The current reforms within health and social care sectors are threaten some of the achievements already made to safeguard the wellbeing of many service users. The danger is that as people with learning disabilities for instance are getting older, they may face the same physical and mental problems of all ageing people. Most would need increasing support to ensure they grow old in a society where their safety and dignity could be maintained. On the other hand, parents who are the main caregivers for their children with learning disabilities or those with physical infirmities may find it more difficult to cope as they get older. More than often, siblings and other relatives who take on this role struggle to find information they need because they have not been part of care giving.
Consequently, older persons with disabilities who do not have relatives risk a future of increasing isolation hence social work has changed to care management approach. They have little opportunities to rapport with service users as it used to be in the past. They are now responsible for care commission while service users have to source and appoint their own personal assistants and this could be a difficulty for many. Thus, the unanswered questions within the current welfare systems are who will protect the interests of the vulnerable if their parents are no longer able to? Would the local authorities’ social services departments perform dual roles of commissioning and care delivery therefore, what’s going to be the legal and financial implications for authorities?

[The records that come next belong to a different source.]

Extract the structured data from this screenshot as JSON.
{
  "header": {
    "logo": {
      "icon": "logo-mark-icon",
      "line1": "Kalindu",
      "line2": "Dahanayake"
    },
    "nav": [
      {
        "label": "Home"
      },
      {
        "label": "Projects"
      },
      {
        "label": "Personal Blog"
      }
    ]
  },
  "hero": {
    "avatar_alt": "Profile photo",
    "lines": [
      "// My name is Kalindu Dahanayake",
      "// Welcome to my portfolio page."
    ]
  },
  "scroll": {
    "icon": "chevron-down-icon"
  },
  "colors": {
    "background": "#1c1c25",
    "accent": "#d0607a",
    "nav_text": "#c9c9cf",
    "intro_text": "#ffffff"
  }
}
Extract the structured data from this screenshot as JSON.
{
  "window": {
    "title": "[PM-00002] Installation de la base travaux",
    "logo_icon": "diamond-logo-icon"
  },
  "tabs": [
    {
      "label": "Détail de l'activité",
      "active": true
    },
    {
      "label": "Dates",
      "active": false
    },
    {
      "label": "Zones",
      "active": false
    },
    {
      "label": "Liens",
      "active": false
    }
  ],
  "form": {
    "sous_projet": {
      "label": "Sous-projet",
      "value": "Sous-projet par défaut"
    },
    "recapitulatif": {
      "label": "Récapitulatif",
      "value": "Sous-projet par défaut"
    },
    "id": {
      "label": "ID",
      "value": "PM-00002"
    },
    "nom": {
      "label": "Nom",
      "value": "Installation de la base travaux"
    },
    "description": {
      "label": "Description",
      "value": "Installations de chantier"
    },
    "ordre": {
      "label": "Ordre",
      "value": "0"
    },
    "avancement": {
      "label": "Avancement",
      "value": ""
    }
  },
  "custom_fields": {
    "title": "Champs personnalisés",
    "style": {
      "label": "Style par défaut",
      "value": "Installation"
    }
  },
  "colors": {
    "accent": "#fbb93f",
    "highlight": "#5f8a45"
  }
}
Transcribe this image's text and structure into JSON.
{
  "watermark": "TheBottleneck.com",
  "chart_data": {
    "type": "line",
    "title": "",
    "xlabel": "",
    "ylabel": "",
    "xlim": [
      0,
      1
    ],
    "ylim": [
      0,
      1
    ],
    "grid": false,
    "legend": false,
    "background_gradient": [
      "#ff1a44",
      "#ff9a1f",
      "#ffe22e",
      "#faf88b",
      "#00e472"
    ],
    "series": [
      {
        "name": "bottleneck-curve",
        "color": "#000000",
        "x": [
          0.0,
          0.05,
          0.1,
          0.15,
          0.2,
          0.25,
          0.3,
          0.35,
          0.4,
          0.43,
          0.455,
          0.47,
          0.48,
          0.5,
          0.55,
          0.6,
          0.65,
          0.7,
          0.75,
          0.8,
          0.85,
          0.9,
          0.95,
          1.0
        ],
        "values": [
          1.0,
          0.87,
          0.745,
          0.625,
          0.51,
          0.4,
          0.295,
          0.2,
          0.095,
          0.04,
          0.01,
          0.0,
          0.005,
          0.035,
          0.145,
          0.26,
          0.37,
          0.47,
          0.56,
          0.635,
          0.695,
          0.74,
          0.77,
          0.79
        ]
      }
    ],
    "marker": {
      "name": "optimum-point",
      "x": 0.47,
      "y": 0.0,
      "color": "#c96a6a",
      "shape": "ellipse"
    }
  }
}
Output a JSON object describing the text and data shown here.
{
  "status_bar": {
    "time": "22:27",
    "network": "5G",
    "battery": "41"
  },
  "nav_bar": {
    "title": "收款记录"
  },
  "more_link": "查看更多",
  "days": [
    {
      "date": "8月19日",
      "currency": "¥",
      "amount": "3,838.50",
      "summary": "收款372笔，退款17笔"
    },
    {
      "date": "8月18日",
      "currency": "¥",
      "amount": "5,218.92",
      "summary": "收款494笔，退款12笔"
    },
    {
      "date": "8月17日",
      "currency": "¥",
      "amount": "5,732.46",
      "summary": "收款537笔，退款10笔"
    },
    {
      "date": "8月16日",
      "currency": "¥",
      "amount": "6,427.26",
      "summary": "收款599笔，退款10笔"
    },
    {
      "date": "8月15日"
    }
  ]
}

In anticipation, adults with profound, moderate or severe behaviours who are living independently with their personal assistants may find it difficult in the long-run when they are aged. There are still many potential issues around; choice and control, managing their personal budgets and finances as well as maintaining health and safety around them. It is been observed in practice that supported or assisted housing is not always appropriate for older adults with disabilities, who might need assistance with physical activities for example, mounting stairs or getting in/out of the bath as well as preparing meals and other domestic chores. Conversely, generic homes for the elderly may not have resources or be suitable for the specific needs of people with challenging behaviours. Longevity of disabled people needs to be celebrated owing to the NHS and community care reforms and continuous re-organisations of the industry.